What crypto-secure does NOT protect against
- Side-channel attacks (timing, power analysis, cache) — not designed for HSM-level security
- Quantum computing — RSA-2048 and AES-256 are not quantum-resistant. Post-quantum migration is a future concern
- Compromised private keys — if your private key is stolen, all past traffic can be decrypted (no forward secrecy at the RSA level)
- Client-side XSS — an attacker with JS execution can read plaintext after decryption
Architecture
┌──────────────────────────────────┐
│ Shared Protocol │
│ RSA-2048 OAEP SHA-256 │
│ AES-256-GCM (authenticated) │
│ gzip compression before encrypt│
│ Base64 wire encoding │
└──────────────────────────────────┘
↕
┌──────────────────────────┴──────────────────────────┐
▼ ▼
┌─────────────────────────┐ ┌──────────────────────────┐
│ Node.js (server) │ │ Browser (client) │
│ │ │ │
│ crypto-secure.js │ │ client-browser.mjs │
│ └─ Core crypto engine │ │ └─ Web Crypto API │
│ └─ node-forge backend │ │ └─ CompressionStream │
│ └─ zlib compression │ │ └─ Cookie caching │
│ │ │ │
│ middleware.js │ │ Axios interceptors │
│ └─ Express middleware │ │ └─ Request auto-encrypt │
│ └─ Auto decrypt req │ │ └─ Response auto-decrypt│
│ └─ Auto encrypt res │ │ │
│ │ │ encryptRoute() │
│ client.js │ │ decryptRoute() │
│ └─ Node.js client class│ │ │
└─────────────────────────┘ └──────────────────────────┘Core Files
| File | Purpose |
|---|---|
| crypto-secure.js | Core hybrid encryption engine.
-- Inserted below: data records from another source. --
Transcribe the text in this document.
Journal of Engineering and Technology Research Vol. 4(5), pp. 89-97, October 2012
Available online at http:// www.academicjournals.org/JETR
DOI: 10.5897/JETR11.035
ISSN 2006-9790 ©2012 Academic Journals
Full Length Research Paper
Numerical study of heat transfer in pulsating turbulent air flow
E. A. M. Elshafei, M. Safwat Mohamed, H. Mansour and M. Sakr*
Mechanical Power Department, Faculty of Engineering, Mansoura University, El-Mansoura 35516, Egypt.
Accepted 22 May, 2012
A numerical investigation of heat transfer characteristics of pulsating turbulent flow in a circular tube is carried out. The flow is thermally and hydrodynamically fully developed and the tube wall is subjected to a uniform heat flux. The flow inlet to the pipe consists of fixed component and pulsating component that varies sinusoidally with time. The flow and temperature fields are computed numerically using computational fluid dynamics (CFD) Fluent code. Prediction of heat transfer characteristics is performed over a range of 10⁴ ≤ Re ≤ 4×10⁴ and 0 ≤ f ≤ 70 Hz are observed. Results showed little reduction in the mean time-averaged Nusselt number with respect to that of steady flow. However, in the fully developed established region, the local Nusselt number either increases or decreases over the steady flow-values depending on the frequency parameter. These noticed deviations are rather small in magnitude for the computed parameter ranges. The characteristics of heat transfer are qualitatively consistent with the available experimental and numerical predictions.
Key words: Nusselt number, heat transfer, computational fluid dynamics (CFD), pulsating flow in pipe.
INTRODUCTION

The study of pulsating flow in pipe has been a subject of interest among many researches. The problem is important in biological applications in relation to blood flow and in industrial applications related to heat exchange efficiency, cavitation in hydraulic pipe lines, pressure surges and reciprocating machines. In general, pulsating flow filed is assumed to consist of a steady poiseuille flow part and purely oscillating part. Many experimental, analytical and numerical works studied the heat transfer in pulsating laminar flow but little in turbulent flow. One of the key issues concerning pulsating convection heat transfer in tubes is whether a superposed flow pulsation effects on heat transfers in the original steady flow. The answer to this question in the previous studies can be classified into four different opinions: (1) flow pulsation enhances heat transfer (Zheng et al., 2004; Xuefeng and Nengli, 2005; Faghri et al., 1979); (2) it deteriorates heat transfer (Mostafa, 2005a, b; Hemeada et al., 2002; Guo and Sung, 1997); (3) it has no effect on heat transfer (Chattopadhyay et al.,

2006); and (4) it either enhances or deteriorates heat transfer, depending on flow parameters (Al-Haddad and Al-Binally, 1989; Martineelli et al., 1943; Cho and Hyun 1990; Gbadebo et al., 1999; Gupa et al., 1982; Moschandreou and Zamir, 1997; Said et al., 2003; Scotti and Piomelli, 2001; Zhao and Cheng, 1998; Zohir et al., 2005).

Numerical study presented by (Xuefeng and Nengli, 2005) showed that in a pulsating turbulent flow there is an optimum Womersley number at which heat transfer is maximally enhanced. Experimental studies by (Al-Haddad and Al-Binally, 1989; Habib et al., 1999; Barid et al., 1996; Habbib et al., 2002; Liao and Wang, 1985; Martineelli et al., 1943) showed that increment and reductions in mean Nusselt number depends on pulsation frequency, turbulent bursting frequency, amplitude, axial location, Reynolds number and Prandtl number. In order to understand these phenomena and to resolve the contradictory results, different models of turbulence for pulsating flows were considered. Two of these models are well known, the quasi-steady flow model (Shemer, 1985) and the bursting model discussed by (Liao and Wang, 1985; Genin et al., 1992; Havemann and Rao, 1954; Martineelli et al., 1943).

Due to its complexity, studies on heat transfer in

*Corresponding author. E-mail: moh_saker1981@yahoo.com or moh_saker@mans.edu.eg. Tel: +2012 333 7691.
UMD format — works in Node.js, AMD, and browser globals. Uses node-forge for RSA, AES-GCM, and PEM encoding, and zlib for gzip compression. |
| middleware.js | Express middleware factory. Decrypts req.body, encrypts res.json(), handles PEM key reconstruction from HTTP headers. |
| client.js | Node.js client class with key pair management and helper methods for request/response encryption. |
| client-browser.mjs | Browser client as an ES Module. Uses Web Crypto API (crypto.subtle) and CompressionStream for native browser compression. Includes Axios interceptor factories and cookie-based key caching. |
| index.js | Package entry point. Aggregates all modules and attaches .middleware and .Client to the main export. |
Package Contents
crypto-secure/
├── index.js # Package entry (CommonJS)
├── crypto-secure.js # Core crypto engine (UMD)
├── middleware.js # Express middleware (CommonJS)
├── client.js # Node.js client (CommonJS)
├── client-browser.mjs # Browser client (ES Module)
├── CONTRIBUTING.md # Contribution guidelines
├── CODE_OF_CONDUCT.md # Code of conduct
├── LICENSE # MIT license
├── package.json
└── README.mdRequirements
- Node.js ≥ 12.x (uses
Buffer,zlib,require) - Express 4.x or 5.x (peer dependency, only needed for middleware)
- Browsers: Chrome 80+, Firefox 110+, Safari 16.4+, Edge 80+ (requires
CompressionStreamand Web Crypto API support)
License
MIT License — see LICENSE for details.